Qatar’s banking industry will not have major capitalisation issues to deal with from the introduction of the new Basel III capital accord, while more “guidance” is expected from the central bank, according to global credit rating agency Standard & Poor’s (S&P).

“Qatar will not have major issues on the capitalisation side,” S&P associate director ratings analytical (financial institutions) F Timucin Engin told Gulf Times in an exclusive interview.

Qatar’s banking system has sound capitalisation, with a capital adequacy ratio of 19%, far above Basel requirements, QNB has said in its Qatar Economic Insight 2013.

The Qatar Central Bank (QCB) last month sent a draft circular to banks on new Basel III capital rules, which build on the Basel I and Basel II documents and seek to improve the sector’s ability to deal with financial and economic stress, improve risk management and strengthen banking transparency.

The QCB circular, which included requirements for issuance of instruments such as hybrid bonds, is aimed at a quantitative impact assessment, which will form the basis for its decision.

“We need to see bit more guidance from the central bank,” Engin, however, said.

Lenders in Qatar have been waiting for the QCB guidance on how debt instruments such as hybrid bonds will be treated under the new Basel standards, which will be introduced in a phased manner across the world over the next several years.

Commercial Bank has reportedly picked two banks to arrange a bond issue to boost its core capital; while Doha Bank said it might sell a hybrid instrument as part of its plans to increase capital by 50%.

The original Basel III from 2010 was supposed to require banks to hold 4.5% of common equity (up from 2% in Basel II) and 6% of Tier I capital (up from 4% in Basel II) of risk-weighted assets.

It also introduced a mandatory capital conservation buffer of 2.5% and a discretionary counter-cyclical buffer, which would allow national regulators to require up to another 2.5% of capital during periods of high credit growth.

The liquidity coverage ratio (LCR) is one of the Basel committee’s key reforms to strengthen global capital and liquidity regulations with the goal of promoting a more resilient banking sector.

Specifically, LCR will be introduced as planned on January 1, 2015, but the minimum requirement will begin at 60%, rising in equal annual steps of 10 percentage points to reach 100% on January 1, 2019.

“Overall we are generally comfortable with the capitalisation of Qatari banks,” Engin said.

Domestic banks have not only high capitalisation but also their core earnings generation is generally high, which can add up to their base, giving it much leeway for participating in the mammoth infrastructure upgrade being undertaken in the country, according to him.

Qatar is expected to spend about $150bn over the next few years for the upgrade of its infrastructure facilities as part of measures to diversify its economy, of which bulk of the revenues now come from the hydrocarbon sector.
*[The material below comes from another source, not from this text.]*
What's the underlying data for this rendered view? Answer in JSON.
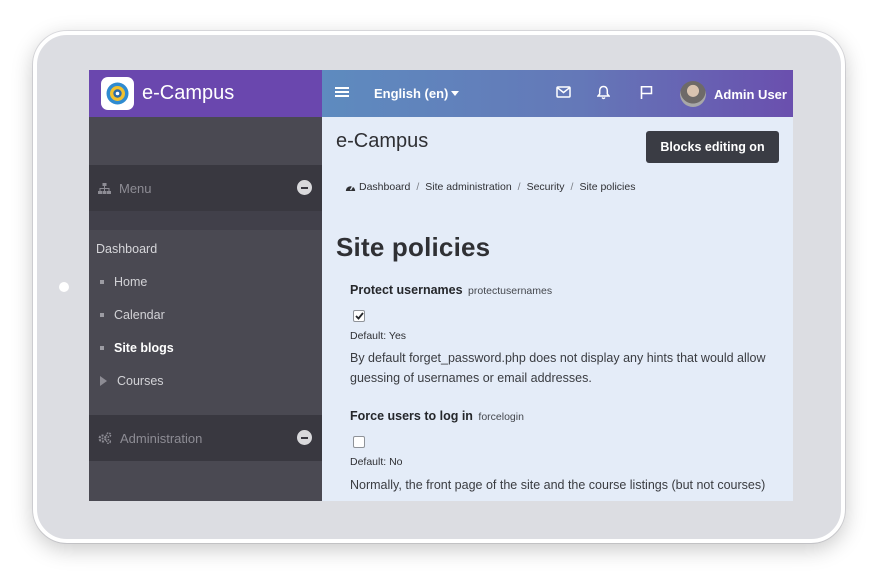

However, Engin said Qatar’s Islamic banks may resort to debt capital more actively over the next few years and raise longer-term funding as the contractual maturity of the deposits collected by these banks is very short term, whereas the lending tenors are substantially longer.

Accessing the debt capital markets more frequently, in S&P’s view, should diversify the Qatari Islamic banks’ funding profiles.

About 65% of the Islamic banks’ total balance sheet is funded with customer deposits, whereas another 18% is funded with shareholders’ equity.

Credit off-take has been slow as there have been some delays in awarding large projects in the beginning of this year due to some procedural delays, which according to Engin, will get over soon.

“Although we observed a visible slowdown in lending in the first half of 2013 due to administrative delays with certain projects, we expect credit growth to re-accelerate in 2014, when major infrastructure projects start in preparation for Qatar hosting the 2022 World Cup,” S&P said.

On account of the Qatari government’s large infrastructure and investment projects, the country’s domestic credit grew at a compound average rate of 30.9% between 2006 and 2012, S&P found.

Higher energy prices and increased gas production have funded a large public spending programme, which has driven credit growth and resulted in overall asset gains, according to QNB Group.